The book, published in August 2012, focuses on the Mexican American middle class and addresses the negative stereotypes that are often attributed to Mexican Americans as a whole. “A lot of times people stereotype Mexican Americans as poor, uneducated, and unauthorized,” Vallejo says. She reviewed research that theorized that Mexican Americans couldn’t progress to the middle class, which inspired her to approach this concept from another angle — the mechanisms and experiences that allow Mexican Americans to reach that class status. Vallejo says that her AAUW American Fellowship was of great help to her because it provided financial support for her book manuscript. She explains that as an assistant professor, writing a book is critical to gain tenure — she will be eligible next year.
Writing a book and becoming a professor wasn’t always Vallejo’s goal. “I just knew I wanted to change the world and give back,” she says. As an undergraduate at the University of California, Irvine, she realized that she cared about inequality issues and began taking sociology classes to fulfill her curiosity and concern. She wanted to know what causes inequality in society and how to create solutions. She also cared a lot about the Mexican American experience, and this helped shape her purpose in academia and in her research.

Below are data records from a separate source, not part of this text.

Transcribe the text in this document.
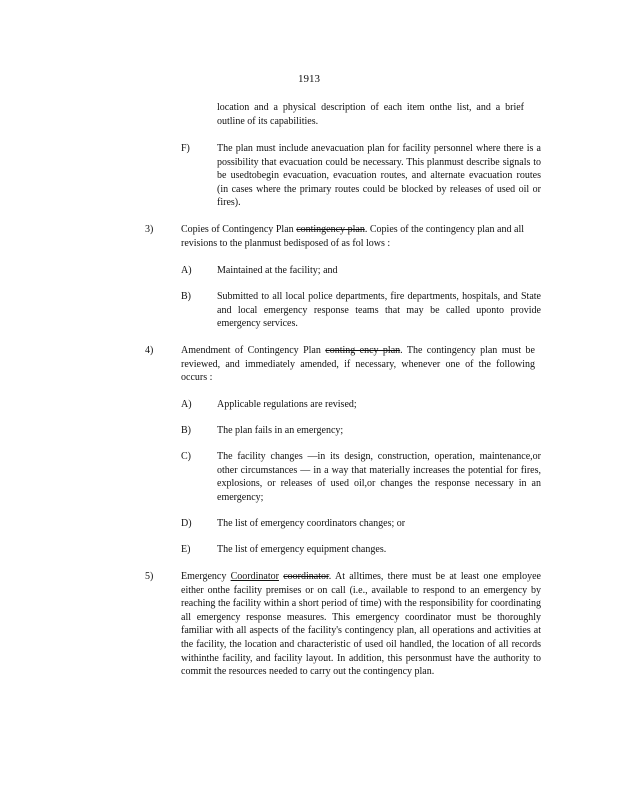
1913
location and a physical description of each item onthe list, and a brief outline of its capabilities.
F)	The plan must include anevacuation plan for facility personnel where there is a possibility that evacuation could be necessary. This planmust describe signals to be usedtobegin evacuation, evacuation routes, and alternate evacuation routes (in cases where the primary routes could be blocked by releases of used oil or fires).
3)	Copies of Contingency Plan contingency plan. Copies of the contingency plan and all revisions to the planmust bedisposed of as fol lows :
A)	Maintained at the facility; and
B)	Submitted to all local police departments, fire departments, hospitals, and State and local emergency response teams that may be called uponto provide emergency services.
4)	Amendment of Contingency Plan conting ency plan. The contingency plan must be reviewed, and immediately amended, if necessary, whenever one of the following occurs :
A)	Applicable regulations are revised;
B)	The plan fails in an emergency;
C)	The facility changes —in its design, construction, operation, maintenance,or other circumstances — in a way that materially increases the potential for fires, explosions, or releases of used oil,or changes the response necessary in an emergency;
D)	The list of emergency coordinators changes; or
E)	The list of emergency equipment changes.
5)	Emergency Coordinator coordinator. At alltimes, there must be at least one employee either onthe facility premises or on call (i.e., available to respond to an emergency by reaching the facility within a short period of time) with the responsibility for coordinating all emergency response measures. This emergency coordinator must be thoroughly familiar with all aspects of the facility's contingency plan, all operations and activities at the facility, the location and characteristic of used oil handled, the location of all records withinthe facility, and facility layout. In addition, this personmust have the authority to commit the resources needed to carry out the contingency plan.
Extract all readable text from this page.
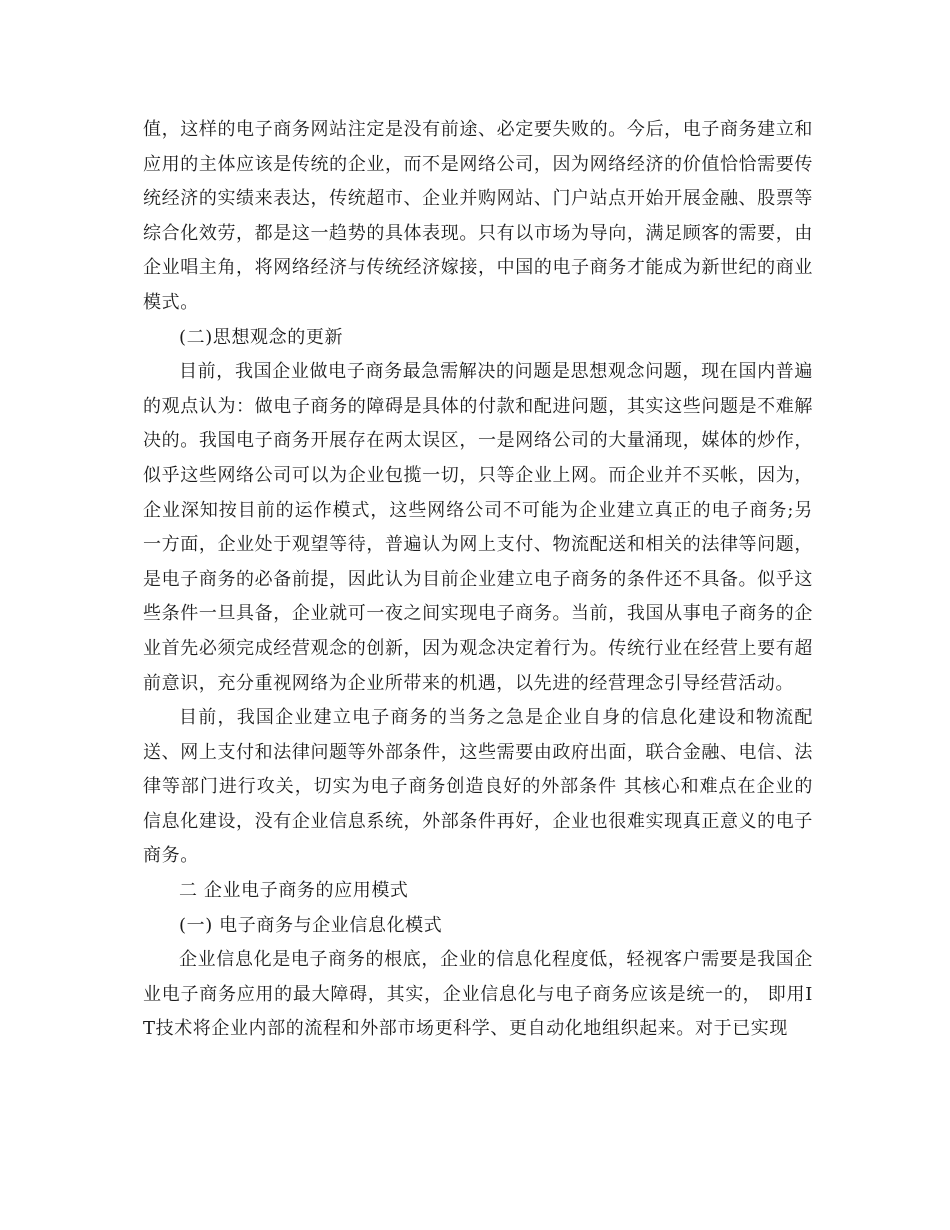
值，这样的电子商务网站注定是没有前途、必定要失败的。今后，电子商务建立和应用的主体应该是传统的企业，而不是网络公司，因为网络经济的价值恰恰需要传统经济的实绩来表达，传统超市、企业并购网站、门户站点开始开展金融、股票等综合化效劳，都是这一趋势的具体表现。只有以市场为导向，满足顾客的需要，由企业唱主角，将网络经济与传统经济嫁接，中国的电子商务才能成为新世纪的商业模式。

(二)思想观念的更新

目前，我国企业做电子商务最急需解决的问题是思想观念问题，现在国内普遍的观点认为：做电子商务的障碍是具体的付款和配进问题，其实这些问题是不难解决的。我国电子商务开展存在两太误区，一是网络公司的大量涌现，媒体的炒作，似乎这些网络公司可以为企业包揽一切，只等企业上网。而企业并不买帐，因为，企业深知按目前的运作模式，这些网络公司不可能为企业建立真正的电子商务;另一方面，企业处于观望等待，普遍认为网上支付、物流配送和相关的法律等问题，是电子商务的必备前提，因此认为目前企业建立电子商务的条件还不具备。似乎这些条件一旦具备，企业就可一夜之间实现电子商务。当前，我国从事电子商务的企业首先必须完成经营观念的创新，因为观念决定着行为。传统行业在经营上要有超前意识，充分重视网络为企业所带来的机遇，以先进的经营理念引导经营活动。

目前，我国企业建立电子商务的当务之急是企业自身的信息化建设和物流配送、网上支付和法律问题等外部条件，这些需要由政府出面，联合金融、电信、法律等部门进行攻关，切实为电子商务创造良好的外部条件 其核心和难点在企业的信息化建设，没有企业信息系统，外部条件再好，企业也很难实现真正意义的电子商务。

二 企业电子商务的应用模式

(一) 电子商务与企业信息化模式

企业信息化是电子商务的根底，企业的信息化程度低，轻视客户需要是我国企业电子商务应用的最大障碍，其实，企业信息化与电子商务应该是统一的， 即用IT技术将企业内部的流程和外部市场更科学、更自动化地组织起来。对于已实现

Today, Vallejo has quite a bit on her plate. In addition to her job as an assistant professor of sociology at the University of Southern California, she is conducting a study on middle- and upper-class Mexican American entrepreneurs and how they are changing businesses. She also plans to continue mentoring undergraduate and graduate students, especially women of color and of women Mexican American descent. When asked what inspires her, Vallejo says that her subjects and students do, and this is why she encourages others to reach out to their communities. “It is so important to do this, meet others, network, cross boundaries, build a core group of people who don’t necessarily share the same interests, and attack inequality,” she says.
Vallejo’s American Fellowship was sponsored by four California endowments: the Carole Jones Bovitz American Fellowship, established in 1985; the AAUW Fresno (CA) Branch American Fellowship, established in 1979; the AAUW Redding (CA) Branch 60th Anniversary American Fellowship, established in 2002; and the Southeast District American Fellowship, established in 1981.